Wir setzten uns auf ein Sofa, das vor ein breites Kamin gestellt war.

– Dieses Kamin, sagte ich, ist wohl das einzige, das es in Philippinenthal gibt?

– Nein. Es gibt noch eines: im Stadthaus der Ayhler auf Krofft. Aber es wird in diesem Winter bestimmt nicht brennen, da Herr und Frau Ayhler bis Mitte November in ihrem Landhaus bleiben und dann auf eine Weltreise gehn . . . Sie müssen also schon zu mir kommen, wenn Sie vor einem offenen Feuer sitzen wollen . . .

– Darf ich das wirklich von Zeit zu Zeit?

– Aber selbstverständlich. Wenn einer, so verstehe ich das Heimweh nach der offenen Flamme . . .

– Ja . . . das Heimweh . . . Es ist ein unheimliches Symbol, daß es nur in Ihrem Hause hier die offne Flamme gibt . . . 81

Toggenburg hob sein Glas:

– Es sind nicht viele, die das spüren.

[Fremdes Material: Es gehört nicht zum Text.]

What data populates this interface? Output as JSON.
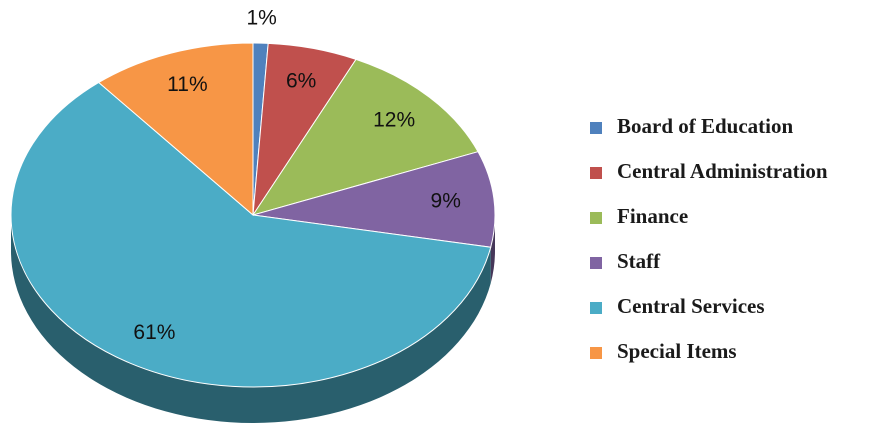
{
  "chart_data": {
    "type": "pie",
    "categories": [
      "Board of Education",
      "Central Administration",
      "Finance",
      "Staff",
      "Central Services",
      "Special Items"
    ],
    "values": [
      1,
      6,
      12,
      9,
      61,
      11
    ],
    "value_labels": [
      "1%",
      "6%",
      "12%",
      "9%",
      "61%",
      "11%"
    ],
    "colors": [
      "#4f81bd",
      "#c0504d",
      "#9bbb59",
      "#8064a2",
      "#4bacc6",
      "#f79646"
    ],
    "legend": "right"
  }
}
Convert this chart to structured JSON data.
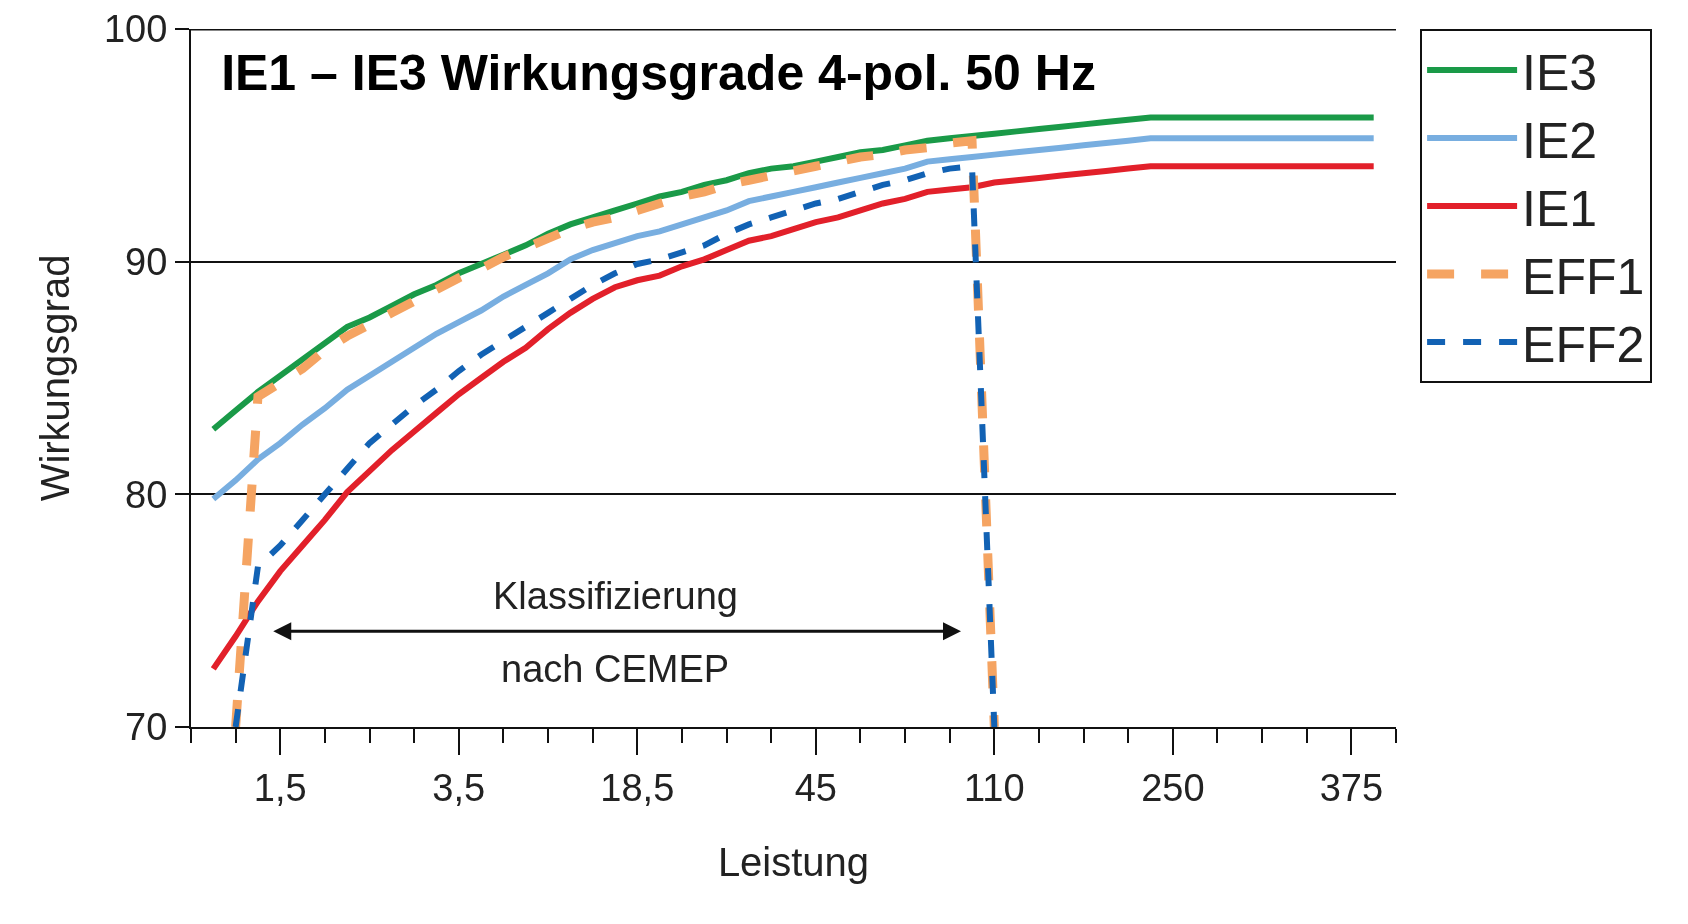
{
  "chart_data": {
    "type": "line",
    "title": "IE1 – IE3 Wirkungsgrade 4-pol. 50 Hz",
    "xlabel": "Leistung",
    "ylabel": "Wirkungsgrad",
    "categories": [
      null,
      null,
      null,
      null,
      "1,5",
      null,
      null,
      null,
      null,
      null,
      null,
      null,
      "3,5",
      null,
      null,
      null,
      null,
      null,
      null,
      null,
      "18,5",
      null,
      null,
      null,
      null,
      null,
      null,
      null,
      "45",
      null,
      null,
      null,
      null,
      null,
      null,
      null,
      "110",
      null,
      null,
      null,
      null,
      null,
      null,
      null,
      "250",
      null,
      null,
      null,
      null,
      null,
      null,
      null,
      "375",
      null,
      null
    ],
    "ylim": [
      70,
      100
    ],
    "yticks": [
      70,
      80,
      90,
      100
    ],
    "grid": "y",
    "legend": "top right",
    "marker": "none",
    "series": [
      {
        "name": "IE3",
        "color": "#1a9a48",
        "line_style": "solid",
        "values": [
          null,
          82.8,
          83.6,
          84.4,
          85.1,
          85.8,
          86.5,
          87.2,
          87.6,
          88.1,
          88.6,
          89.0,
          89.5,
          89.9,
          90.3,
          90.7,
          91.2,
          91.6,
          91.9,
          92.2,
          92.5,
          92.8,
          93.0,
          93.3,
          93.5,
          93.8,
          94.0,
          94.1,
          94.3,
          94.5,
          94.7,
          94.8,
          95.0,
          95.2,
          95.3,
          95.4,
          95.5,
          95.6,
          95.7,
          95.8,
          95.9,
          96.0,
          96.1,
          96.2,
          96.2,
          96.2,
          96.2,
          96.2,
          96.2,
          96.2,
          96.2,
          96.2,
          96.2,
          96.2,
          null
        ]
      },
      {
        "name": "IE2",
        "color": "#78aee0",
        "line_style": "solid",
        "values": [
          null,
          79.8,
          80.6,
          81.5,
          82.2,
          83.0,
          83.7,
          84.5,
          85.1,
          85.7,
          86.3,
          86.9,
          87.4,
          87.9,
          88.5,
          89.0,
          89.5,
          90.1,
          90.5,
          90.8,
          91.1,
          91.3,
          91.6,
          91.9,
          92.2,
          92.6,
          92.8,
          93.0,
          93.2,
          93.4,
          93.6,
          93.8,
          94.0,
          94.3,
          94.4,
          94.5,
          94.6,
          94.7,
          94.8,
          94.9,
          95.0,
          95.1,
          95.2,
          95.3,
          95.3,
          95.3,
          95.3,
          95.3,
          95.3,
          95.3,
          95.3,
          95.3,
          95.3,
          95.3,
          null
        ]
      },
      {
        "name": "IE1",
        "color": "#e2202a",
        "line_style": "solid",
        "values": [
          null,
          72.5,
          73.9,
          75.4,
          76.7,
          77.8,
          78.9,
          80.1,
          81.0,
          81.9,
          82.7,
          83.5,
          84.3,
          85.0,
          85.7,
          86.3,
          87.1,
          87.8,
          88.4,
          88.9,
          89.2,
          89.4,
          89.8,
          90.1,
          90.5,
          90.9,
          91.1,
          91.4,
          91.7,
          91.9,
          92.2,
          92.5,
          92.7,
          93.0,
          93.1,
          93.2,
          93.4,
          93.5,
          93.6,
          93.7,
          93.8,
          93.9,
          94.0,
          94.1,
          94.1,
          94.1,
          94.1,
          94.1,
          94.1,
          94.1,
          94.1,
          94.1,
          94.1,
          94.1,
          null
        ]
      },
      {
        "name": "EFF1",
        "color": "#f5a462",
        "line_style": "dashed",
        "values": [
          null,
          null,
          70,
          84.2,
          84.8,
          85.4,
          86.2,
          86.8,
          87.3,
          87.8,
          88.3,
          88.8,
          89.3,
          89.7,
          90.2,
          90.6,
          91.0,
          91.4,
          91.7,
          91.9,
          92.2,
          92.5,
          92.8,
          93.0,
          93.3,
          93.5,
          93.7,
          93.9,
          94.1,
          94.3,
          94.5,
          94.6,
          94.8,
          94.9,
          95.1,
          95.2,
          70,
          null,
          null,
          null,
          null,
          null,
          null,
          null,
          null,
          null,
          null,
          null,
          null,
          null,
          null,
          null,
          null,
          null,
          null
        ]
      },
      {
        "name": "EFF2",
        "color": "#1262b4",
        "line_style": "dashed",
        "values": [
          null,
          null,
          70,
          76.9,
          77.8,
          78.9,
          80.0,
          81.1,
          82.2,
          83.0,
          83.8,
          84.5,
          85.3,
          86.0,
          86.6,
          87.2,
          87.8,
          88.4,
          89.0,
          89.5,
          89.9,
          90.1,
          90.4,
          90.7,
          91.2,
          91.6,
          91.9,
          92.2,
          92.5,
          92.7,
          93.0,
          93.3,
          93.5,
          93.8,
          94.0,
          94.1,
          70,
          null,
          null,
          null,
          null,
          null,
          null,
          null,
          null,
          null,
          null,
          null,
          null,
          null,
          null,
          null,
          null,
          null,
          null
        ]
      }
    ],
    "annotations": [
      "Klassifizierung",
      "nach CEMEP"
    ]
  }
}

Es gibt überhaupt nur wenige, die den Sinn der Sinnbilder begreifen . . .

– Gott sei Dank!

– Vielleicht . . . Hören Sie, lieber Benrath: Ich möchte Sie einiges fragen. Was zwischen uns jetzt gesprochen wird, hat nichts mit dem Lehrer und Schüler zu tun, nichts mit Philosophie noch Psychologie, nichts mit Examen und Arbeit – das geht einfach von Mensch zu Mensch. Und ich bitte Sie, dieses Gespräch da zu buchen, wo ich möchte, daß es beschlossen liege: in der »Santa Casa heiligen Registern«, um mit Schiller zu reden.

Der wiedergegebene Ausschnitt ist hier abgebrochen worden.